Panel 3: Community and Domestic Space

  • The City as Field Hospital and the Influenza Epidemic in Seattle, 1918-1919 (Louisa Iarocci, University of Washington, Seattle)
  • Building a Community in Leprosy Island in the Philippines, 1889-1941 (Mary Anne Akers, Morgan State Uni.)
  • Epidemics between Dwelling and Building in 1950s Baghdad (Huma Gupta, MIT)
  • House, Social Life, and Smallpox in Kathmandu, 1963 (Susan Heydon, University of Otago, New Zealand)
  • Response by Dr. Fariba Zarinebaf (University of California, Riverside)
  • Response by Dr. Dr. Mehreen Chida-Razvi (The Khalili Collections, London)
  • Q&A, moderated by Dr. Mehreen Chida-Razvi

Sample questions (from Q&A)

  • In the examples exploring colonial contexts, were epidemics seen as an urban issue or as a public health issue, and with what impact? 
  • Was there any evidence, in these historical cases, of resistance to public health measures, as we see today? If so, how might we explain this continual theme of resistance throughout history? 
  • What have been some examples of urban vs. rural experiences or divides and local vs. broader power structures in these historical case studies? What have been the implications of these forces for the outbreak, experience, and mitigation of epidemics?

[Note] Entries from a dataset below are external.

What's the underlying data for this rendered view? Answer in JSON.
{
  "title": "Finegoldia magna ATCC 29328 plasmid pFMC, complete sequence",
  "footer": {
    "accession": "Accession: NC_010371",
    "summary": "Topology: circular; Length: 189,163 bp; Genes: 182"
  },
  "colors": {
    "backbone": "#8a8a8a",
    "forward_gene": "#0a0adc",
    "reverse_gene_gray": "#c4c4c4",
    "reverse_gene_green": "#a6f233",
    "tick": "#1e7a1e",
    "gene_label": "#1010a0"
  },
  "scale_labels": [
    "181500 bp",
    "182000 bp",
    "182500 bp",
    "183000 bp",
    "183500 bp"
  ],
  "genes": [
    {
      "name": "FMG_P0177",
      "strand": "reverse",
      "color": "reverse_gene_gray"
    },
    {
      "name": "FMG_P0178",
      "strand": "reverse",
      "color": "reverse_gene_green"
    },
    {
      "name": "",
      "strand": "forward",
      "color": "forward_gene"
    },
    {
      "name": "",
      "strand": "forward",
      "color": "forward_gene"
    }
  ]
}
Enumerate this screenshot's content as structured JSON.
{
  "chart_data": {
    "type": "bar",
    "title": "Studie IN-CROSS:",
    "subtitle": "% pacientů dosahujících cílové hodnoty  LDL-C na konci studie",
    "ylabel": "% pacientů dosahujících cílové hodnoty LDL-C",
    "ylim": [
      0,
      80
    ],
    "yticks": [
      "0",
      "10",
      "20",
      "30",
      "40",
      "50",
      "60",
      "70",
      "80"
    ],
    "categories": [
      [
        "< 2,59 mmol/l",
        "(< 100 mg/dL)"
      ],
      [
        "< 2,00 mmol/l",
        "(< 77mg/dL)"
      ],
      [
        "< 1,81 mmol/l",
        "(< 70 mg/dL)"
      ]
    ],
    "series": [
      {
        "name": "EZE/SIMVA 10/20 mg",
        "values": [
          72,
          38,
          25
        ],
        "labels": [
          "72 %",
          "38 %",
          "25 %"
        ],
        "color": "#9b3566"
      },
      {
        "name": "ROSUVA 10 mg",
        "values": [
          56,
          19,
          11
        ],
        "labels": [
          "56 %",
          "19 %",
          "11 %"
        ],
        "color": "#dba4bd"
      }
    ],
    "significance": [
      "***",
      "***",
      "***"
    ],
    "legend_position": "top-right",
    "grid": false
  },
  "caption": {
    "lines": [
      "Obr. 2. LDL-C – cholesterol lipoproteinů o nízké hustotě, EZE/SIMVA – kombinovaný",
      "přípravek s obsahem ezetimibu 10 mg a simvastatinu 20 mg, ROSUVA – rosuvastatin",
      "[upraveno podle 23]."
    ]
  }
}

Implications for design, research, and education

The following observations are from the responses by Dr. Zarinebaf and Dr. Chida-Razvi

  • We need to consider the commercial and economic interests of proposed and staged interventions (especially in colonial regimes; but there are similar concerns today) - such interventions may be informed by medical knowledge or expertise, but there are likely additional forces at play in shaping the nature, site, population, and duration of the intervention. 
  • Different communities often have differing levels of accessibility and inaccessibility to resources, especially during times of pestilence. Epidemics follow and intensify social inequalities; thus, we need to ask: who bears the burden of epidemics, how are interventions like quarantine experienced, and by whom, and how do these experiences differ by social group? 
  • Epidemic interventions can learn from broader disaster responses; in both cases, there is a need for prevention-oriented thinking.
  • Often, epidemic interventions have important (yet not always obvious or overt) implications for surveillance and authority of the state to monitor movement, compliance, and behaviors. 
  • Educators can neither examine nor discuss epidemic urbanism and interventions without broad, interdisciplinary focus; for example, as these case studies show, talking about past epidemics necessarily requires consideration of geopolitical ramifications of interventions, the impacts of climate and climate change, societal economic disparity, movement of populations, the practices of humans in urban environments in everyday life, societal responsibility, the use of media, and the reaction of states and religious institutions to times of pestilence. 
  • Today’s problems are not ‘new’ - much of what is true today has been true for hundreds of years; these historical perspectives are urgent to help us understand and inform next steps.